B: I really wanted to see Liturgy, but when I was going through the schedule I saw that they are playing right before us in another venue.
L: And I wanted to see Iceage but they’re also playing right before us in another place.
B: At Amsterdam [on Saturday] there’s going to be this mega-night with Swords Of Chaos, Liturgy and some other stuff.

Do you think the festival has changed since new management took over?
L: I think the festival is going to be fun, but I’m not crazy about the new management. I also want to talk about Hraðpeningar [lending company that gives small loans on SMS demand to be repaid at huge interest rates] who were one of the sponsors. It’s silly. It’s fucking stupid. They were thinking about having a Hraðpeningar night when a couple of years ago the government was trying to ban this company. It was illegal or something. Airwaves gets funding from the government and now, once of the sponsors was supposed to be Hraðpeningar!
Þ: They sort of promote themselves to young people who don’t have any money and don’t know anything about it.
B: Fast cash.
L: Now they were advertising that if you needed help to buy your ticket to Airwaves, talk to them. It’s fucking… stupid.
B: Oh wow, that’s terrible.
Þ: It would have given the whole festival a bad image.
L: This festival is not about this kind of company. It’s about music, especially Icelandic music…
Þ: It should be!

It doesn’t sound like you’re too happy about it.
L: No! Not at all. The other thing with the change in management is that some of the bands are managed by that company and they end up getting all the good spots. It’s good for them, but…
B: This is one problem with the Icelandic music scene in general is that it is too close. Everybody is working in everything, sort of. If you’re not part of this clique, or this gang, you know. Well, we are in the other gang! Not the big gang. If we were, then we would be playing all the best times. Not because we were the best band but because we had better contacts that anyone else.
L: I am glad that we are just playing once, so that a small band from Breiðholt or Grafavogur can take our second spot.

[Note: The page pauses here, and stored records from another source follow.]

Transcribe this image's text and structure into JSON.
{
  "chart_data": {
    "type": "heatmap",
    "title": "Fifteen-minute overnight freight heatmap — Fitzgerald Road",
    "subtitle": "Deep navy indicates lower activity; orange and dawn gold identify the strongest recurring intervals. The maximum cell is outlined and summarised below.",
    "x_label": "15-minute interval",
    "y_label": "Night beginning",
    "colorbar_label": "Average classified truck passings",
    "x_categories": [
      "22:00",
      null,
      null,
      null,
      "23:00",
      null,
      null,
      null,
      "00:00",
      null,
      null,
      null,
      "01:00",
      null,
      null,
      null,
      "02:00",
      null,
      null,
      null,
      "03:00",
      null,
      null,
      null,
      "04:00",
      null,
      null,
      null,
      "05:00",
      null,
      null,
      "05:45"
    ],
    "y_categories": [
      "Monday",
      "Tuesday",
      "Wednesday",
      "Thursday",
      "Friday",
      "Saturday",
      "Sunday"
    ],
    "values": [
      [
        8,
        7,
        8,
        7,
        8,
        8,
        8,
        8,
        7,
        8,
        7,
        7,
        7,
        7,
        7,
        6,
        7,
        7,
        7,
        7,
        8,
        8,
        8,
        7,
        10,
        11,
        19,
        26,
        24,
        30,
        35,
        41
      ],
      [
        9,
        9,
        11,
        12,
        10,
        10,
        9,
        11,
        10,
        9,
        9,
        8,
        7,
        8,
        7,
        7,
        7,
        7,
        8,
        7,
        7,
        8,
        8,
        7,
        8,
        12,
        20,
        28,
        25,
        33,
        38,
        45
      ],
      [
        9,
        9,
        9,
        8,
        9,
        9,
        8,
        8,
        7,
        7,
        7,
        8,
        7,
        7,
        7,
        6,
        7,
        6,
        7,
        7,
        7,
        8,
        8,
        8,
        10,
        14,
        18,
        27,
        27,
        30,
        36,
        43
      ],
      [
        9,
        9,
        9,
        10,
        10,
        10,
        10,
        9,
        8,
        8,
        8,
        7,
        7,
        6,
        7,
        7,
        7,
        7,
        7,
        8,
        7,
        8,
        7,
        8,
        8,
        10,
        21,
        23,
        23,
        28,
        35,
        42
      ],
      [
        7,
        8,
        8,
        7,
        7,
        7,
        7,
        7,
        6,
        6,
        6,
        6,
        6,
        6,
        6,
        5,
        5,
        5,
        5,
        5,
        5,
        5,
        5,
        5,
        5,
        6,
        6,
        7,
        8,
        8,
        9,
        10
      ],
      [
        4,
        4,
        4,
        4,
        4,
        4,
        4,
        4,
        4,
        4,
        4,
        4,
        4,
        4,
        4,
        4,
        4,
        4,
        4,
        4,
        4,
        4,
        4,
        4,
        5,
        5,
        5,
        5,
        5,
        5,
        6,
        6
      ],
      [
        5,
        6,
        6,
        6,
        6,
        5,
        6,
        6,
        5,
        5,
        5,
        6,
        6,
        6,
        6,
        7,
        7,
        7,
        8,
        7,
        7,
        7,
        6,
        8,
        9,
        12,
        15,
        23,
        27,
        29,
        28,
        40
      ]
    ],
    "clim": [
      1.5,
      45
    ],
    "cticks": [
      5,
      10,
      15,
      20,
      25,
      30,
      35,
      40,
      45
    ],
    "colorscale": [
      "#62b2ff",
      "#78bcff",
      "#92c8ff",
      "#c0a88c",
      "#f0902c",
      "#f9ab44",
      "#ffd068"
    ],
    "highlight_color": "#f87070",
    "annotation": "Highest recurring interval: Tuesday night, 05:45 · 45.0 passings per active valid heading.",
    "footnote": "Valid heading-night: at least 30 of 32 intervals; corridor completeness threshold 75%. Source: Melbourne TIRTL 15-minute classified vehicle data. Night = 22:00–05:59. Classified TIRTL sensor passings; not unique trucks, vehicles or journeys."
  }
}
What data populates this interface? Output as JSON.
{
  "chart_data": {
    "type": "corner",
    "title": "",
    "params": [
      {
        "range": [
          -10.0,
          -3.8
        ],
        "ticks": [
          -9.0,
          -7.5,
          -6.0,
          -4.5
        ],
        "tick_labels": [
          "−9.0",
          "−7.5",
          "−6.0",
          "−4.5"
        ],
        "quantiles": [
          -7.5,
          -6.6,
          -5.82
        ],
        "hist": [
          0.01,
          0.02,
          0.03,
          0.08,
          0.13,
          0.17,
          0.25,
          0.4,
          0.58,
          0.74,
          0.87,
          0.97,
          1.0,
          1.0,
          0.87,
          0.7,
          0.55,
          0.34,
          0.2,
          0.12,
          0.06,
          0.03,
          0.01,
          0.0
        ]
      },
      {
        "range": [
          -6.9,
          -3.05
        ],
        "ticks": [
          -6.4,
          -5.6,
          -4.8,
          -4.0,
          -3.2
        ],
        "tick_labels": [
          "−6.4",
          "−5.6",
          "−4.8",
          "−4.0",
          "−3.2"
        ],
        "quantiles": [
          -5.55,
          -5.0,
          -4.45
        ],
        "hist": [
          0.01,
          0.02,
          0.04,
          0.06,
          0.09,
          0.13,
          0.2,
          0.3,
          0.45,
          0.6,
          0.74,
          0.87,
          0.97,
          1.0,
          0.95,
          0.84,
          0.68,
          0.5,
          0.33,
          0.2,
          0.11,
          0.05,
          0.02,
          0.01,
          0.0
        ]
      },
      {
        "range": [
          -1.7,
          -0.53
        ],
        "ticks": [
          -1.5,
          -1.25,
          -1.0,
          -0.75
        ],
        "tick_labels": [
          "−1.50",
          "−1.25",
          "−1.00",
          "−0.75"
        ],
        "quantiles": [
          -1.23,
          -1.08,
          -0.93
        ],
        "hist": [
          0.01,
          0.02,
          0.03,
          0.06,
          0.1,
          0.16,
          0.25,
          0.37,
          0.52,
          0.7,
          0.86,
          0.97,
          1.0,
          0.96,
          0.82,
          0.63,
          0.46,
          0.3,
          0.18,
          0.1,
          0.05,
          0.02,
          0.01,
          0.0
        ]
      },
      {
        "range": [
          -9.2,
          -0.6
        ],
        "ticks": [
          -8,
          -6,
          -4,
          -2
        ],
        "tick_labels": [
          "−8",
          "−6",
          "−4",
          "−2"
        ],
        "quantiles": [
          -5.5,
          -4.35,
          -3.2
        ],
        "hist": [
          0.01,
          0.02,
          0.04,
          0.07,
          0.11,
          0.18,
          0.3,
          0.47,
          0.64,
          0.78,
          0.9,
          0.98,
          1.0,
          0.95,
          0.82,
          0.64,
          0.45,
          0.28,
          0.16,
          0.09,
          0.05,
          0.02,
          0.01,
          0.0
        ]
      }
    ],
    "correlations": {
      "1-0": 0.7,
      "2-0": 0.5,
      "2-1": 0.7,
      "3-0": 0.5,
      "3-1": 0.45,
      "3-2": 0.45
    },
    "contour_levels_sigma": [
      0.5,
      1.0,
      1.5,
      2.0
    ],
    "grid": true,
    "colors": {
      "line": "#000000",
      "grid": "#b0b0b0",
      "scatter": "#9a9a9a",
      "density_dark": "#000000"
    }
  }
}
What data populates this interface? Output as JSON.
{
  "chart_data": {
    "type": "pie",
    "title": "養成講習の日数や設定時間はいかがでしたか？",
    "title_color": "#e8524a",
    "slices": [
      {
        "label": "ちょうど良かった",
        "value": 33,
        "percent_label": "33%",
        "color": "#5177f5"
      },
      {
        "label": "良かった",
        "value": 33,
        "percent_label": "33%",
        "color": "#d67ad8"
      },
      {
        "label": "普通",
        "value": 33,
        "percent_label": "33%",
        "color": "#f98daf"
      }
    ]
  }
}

I mean, Of Monsters And Men are playing three on-venue shows, so that’s two spots that could have been for other Icelandic bands. Like this band called Bob, who are a very important band to us. They don’t even have a spot.
B: They’ve only played the festival once, maybe five years ago. This is the worst part about the festival, the constant plugging and competition between bands and shit. But of course, we’re very happy with our slot!